Reduction of medication in Parkinson's disease (PD) following subthalamic nucleus deep brain stimulation (STN-DBS) has been recognized, but the optimal timing for medication adjustments remains unclear, posing challenges in postoperative patient management.

Objective

This study aimed to provide evidence for the timing of medication reduction post-DBS using propensity score matching (PSM).

Methods

In this study, initial programming and observation sessions were conducted over 1 week for patients 4–6 weeks postoperatively. Patients were subsequently categorized into medication reduction or non-reduction groups based on their dyskinesia evaluation using the 4.2-item score from the MDS-UPDRS-IV. PSM was employed to maintain baseline comparability. Short-term motor and neuropsychiatric symptom assessments for both groups were conducted 3–6 months postoperatively.

Results

A total of 123 PD patients were included.
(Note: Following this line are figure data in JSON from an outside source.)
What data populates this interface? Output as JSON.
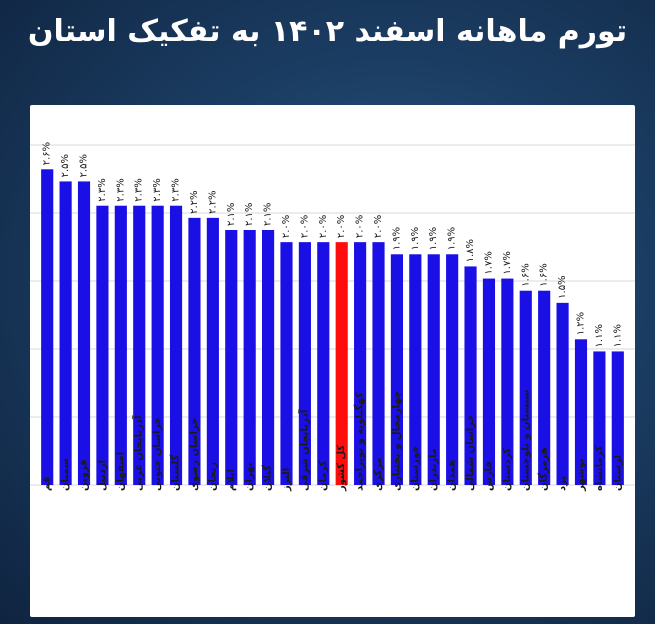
{
  "title": "تورم ماهانه اسفند ۱۴۰۲ به تفکیک استان",
  "colors": {
    "bar": "#1a10e6",
    "highlight": "#ff0d0d",
    "grid": "#d9d9d9",
    "text": "#1a1a1a"
  },
  "chart_data": {
    "type": "bar",
    "categories": [
      "قم",
      "سمنان",
      "قزوین",
      "اردبیل",
      "اصفهان",
      "آذربایجان غربی",
      "خراسان جنوبی",
      "گلستان",
      "خراسان رضوی",
      "زنجان",
      "ایلام",
      "تهران",
      "گیلان",
      "البرز",
      "آذربایجان شرقی",
      "کرمان",
      "کل کشور",
      "کهگیلویه و بویراحمد",
      "مرکزی",
      "چهارمحال و بختیاری",
      "خوزستان",
      "مازندران",
      "همدان",
      "خراسان شمالی",
      "فارس",
      "کردستان",
      "سیستان و بلوچستان",
      "هرمزگان",
      "یزد",
      "بوشهر",
      "کرمانشاه",
      "لرستان"
    ],
    "values": [
      2.6,
      2.5,
      2.5,
      2.3,
      2.3,
      2.3,
      2.3,
      2.3,
      2.2,
      2.2,
      2.1,
      2.1,
      2.1,
      2.0,
      2.0,
      2.0,
      2.0,
      2.0,
      2.0,
      1.9,
      1.9,
      1.9,
      1.9,
      1.8,
      1.7,
      1.7,
      1.6,
      1.6,
      1.5,
      1.2,
      1.1,
      1.1
    ],
    "labels": [
      "۲.۶%",
      "۲.۵%",
      "۲.۵%",
      "۲.۳%",
      "۲.۳%",
      "۲.۳%",
      "۲.۳%",
      "۲.۳%",
      "۲.۲%",
      "۲.۲%",
      "۲.۱%",
      "۲.۱%",
      "۲.۱%",
      "۲.۰%",
      "۲.۰%",
      "۲.۰%",
      "۲.۰%",
      "۲.۰%",
      "۲.۰%",
      "۱.۹%",
      "۱.۹%",
      "۱.۹%",
      "۱.۹%",
      "۱.۸%",
      "۱.۷%",
      "۱.۷%",
      "۱.۶%",
      "۱.۶%",
      "۱.۵%",
      "۱.۲%",
      "۱.۱%",
      "۱.۱%"
    ],
    "highlight_index": 16,
    "ylim": [
      0,
      2.8
    ],
    "grid": true
  }
}
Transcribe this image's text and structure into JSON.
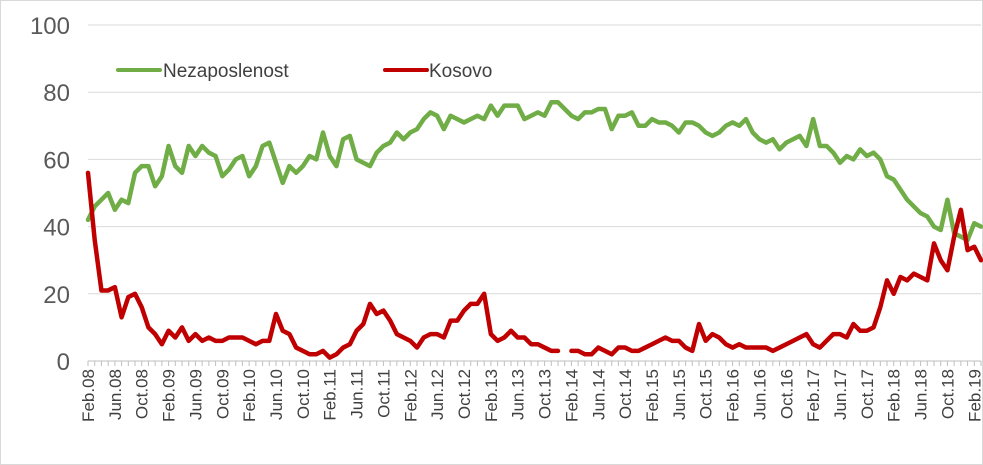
{
  "chart_data": {
    "type": "line",
    "ylim": [
      0,
      100
    ],
    "yticks": [
      0,
      20,
      40,
      60,
      80,
      100
    ],
    "xtick_labels": [
      "Feb.08",
      "Jun.08",
      "Oct.08",
      "Feb.09",
      "Jun.09",
      "Oct.09",
      "Feb.10",
      "Jun.10",
      "Oct.10",
      "Feb.11",
      "Jun.11",
      "Oct.11",
      "Feb.12",
      "Jun.12",
      "Oct.12",
      "Feb.13",
      "Jun.13",
      "Oct.13",
      "Feb.14",
      "Jun.14",
      "Oct.14",
      "Feb.15",
      "Jun.15",
      "Oct.15",
      "Feb.16",
      "Jun.16",
      "Oct.16",
      "Feb.17",
      "Jun.17",
      "Oct.17",
      "Feb.18",
      "Jun.18",
      "Oct.18",
      "Feb.19"
    ],
    "x_start": "Feb.08",
    "legend_position": "top-left",
    "grid": "horizontal",
    "series": [
      {
        "name": "Nezaposlenost",
        "color": "#70ad47",
        "values": [
          42,
          46,
          48,
          50,
          45,
          48,
          47,
          56,
          58,
          58,
          52,
          55,
          64,
          58,
          56,
          64,
          61,
          64,
          62,
          61,
          55,
          57,
          60,
          61,
          55,
          58,
          64,
          65,
          59,
          53,
          58,
          56,
          58,
          61,
          60,
          68,
          61,
          58,
          66,
          67,
          60,
          59,
          58,
          62,
          64,
          65,
          68,
          66,
          68,
          69,
          72,
          74,
          73,
          69,
          73,
          72,
          71,
          72,
          73,
          72,
          76,
          73,
          76,
          76,
          76,
          72,
          73,
          74,
          73,
          77,
          77,
          75,
          73,
          72,
          74,
          74,
          75,
          75,
          69,
          73,
          73,
          74,
          70,
          70,
          72,
          71,
          71,
          70,
          68,
          71,
          71,
          70,
          68,
          67,
          68,
          70,
          71,
          70,
          72,
          68,
          66,
          65,
          66,
          63,
          65,
          66,
          67,
          64,
          72,
          64,
          64,
          62,
          59,
          61,
          60,
          63,
          61,
          62,
          60,
          55,
          54,
          51,
          48,
          46,
          44,
          43,
          40,
          39,
          48,
          38,
          37,
          36,
          41,
          40
        ],
        "gaps": []
      },
      {
        "name": "Kosovo",
        "color": "#c00000",
        "values": [
          56,
          36,
          21,
          21,
          22,
          13,
          19,
          20,
          16,
          10,
          8,
          5,
          9,
          7,
          10,
          6,
          8,
          6,
          7,
          6,
          6,
          7,
          7,
          7,
          6,
          5,
          6,
          6,
          14,
          9,
          8,
          4,
          3,
          2,
          2,
          3,
          1,
          2,
          4,
          5,
          9,
          11,
          17,
          14,
          15,
          12,
          8,
          7,
          6,
          4,
          7,
          8,
          8,
          7,
          12,
          12,
          15,
          17,
          17,
          20,
          8,
          6,
          7,
          9,
          7,
          7,
          5,
          5,
          4,
          3,
          3,
          null,
          3,
          3,
          2,
          2,
          4,
          3,
          2,
          4,
          4,
          3,
          3,
          4,
          5,
          6,
          7,
          6,
          6,
          4,
          3,
          11,
          6,
          8,
          7,
          5,
          4,
          5,
          4,
          4,
          4,
          4,
          3,
          4,
          5,
          6,
          7,
          8,
          5,
          4,
          6,
          8,
          8,
          7,
          11,
          9,
          9,
          10,
          16,
          24,
          20,
          25,
          24,
          26,
          25,
          24,
          35,
          30,
          27,
          37,
          45,
          33,
          34,
          30
        ],
        "gaps": [
          71
        ]
      }
    ]
  }
}
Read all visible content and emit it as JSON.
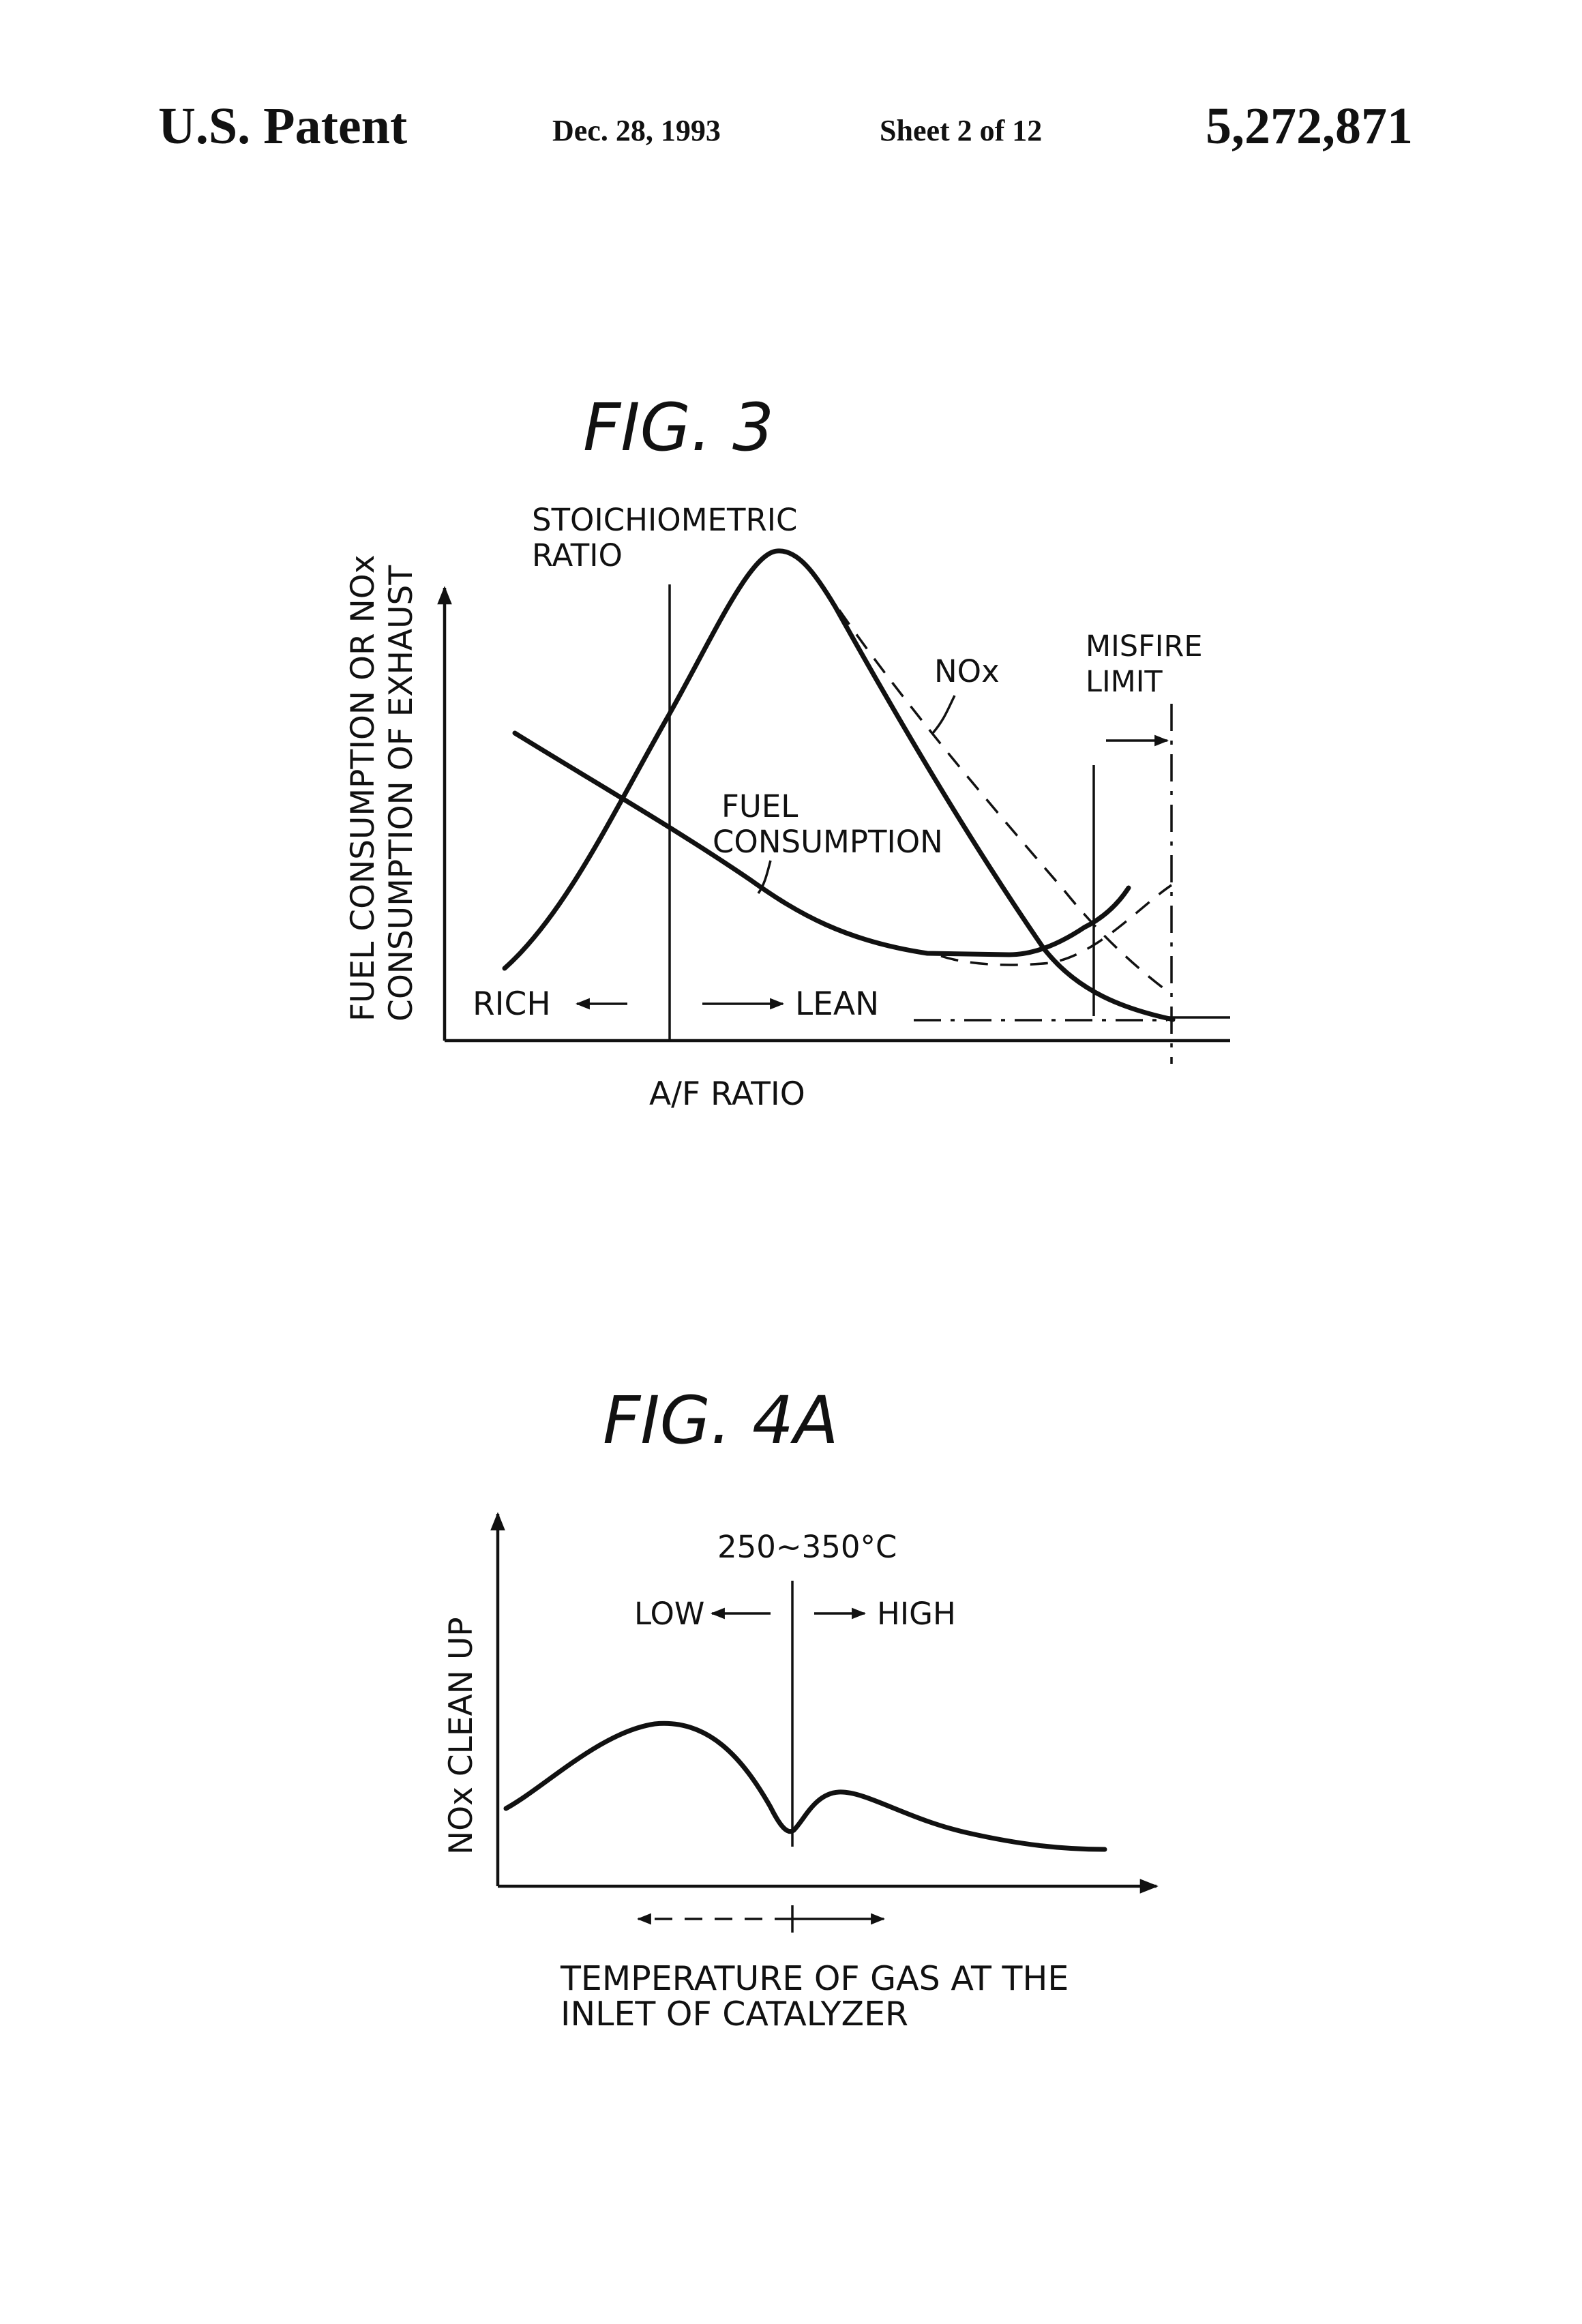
{
  "header": {
    "patent": "U.S. Patent",
    "date": "Dec. 28, 1993",
    "sheet": "Sheet 2 of 12",
    "number": "5,272,871"
  },
  "fig3": {
    "title": "FIG. 3",
    "ylabel_line1": "FUEL CONSUMPTION OR NOx",
    "ylabel_line2": "CONSUMPTION OF EXHAUST",
    "xlabel": "A/F RATIO",
    "stoich_line1": "STOICHIOMETRIC",
    "stoich_line2": "RATIO",
    "nox_label": "NOx",
    "misfire_line1": "MISFIRE",
    "misfire_line2": "LIMIT",
    "fuel_line1": "FUEL",
    "fuel_line2": "CONSUMPTION",
    "rich_label": "RICH",
    "lean_label": "LEAN"
  },
  "fig4a": {
    "title": "FIG. 4A",
    "ylabel": "NOx CLEAN UP",
    "temp_label": "250~350°C",
    "low_label": "LOW",
    "high_label": "HIGH",
    "xlabel_line1": "TEMPERATURE OF GAS AT THE",
    "xlabel_line2": "INLET OF CATALYZER"
  }
}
Baseline balance in motor and non-motor scores was achieved between the two groups based on PSM. Short-term efficacy revealed a significant reduction in depression scores within the non-reduction group compared to baseline (P < 0.001) and a significant reduction compared to the reduction group (P = 0.037). No significant differences were observed in UPDRS-III and HAMA scores between the two groups. Within-group analysis showed improvements in motor symptoms, depression, anxiety, and subdomains in the non-reduction group, while the reduction group exhibited improvements only in motor symptoms.

Conclusion

This study provides evidence for the timing of medication reduction following DBS. Our findings suggest that early maintenance of medication stability is more favorable for improving neuropsychiatric symptoms.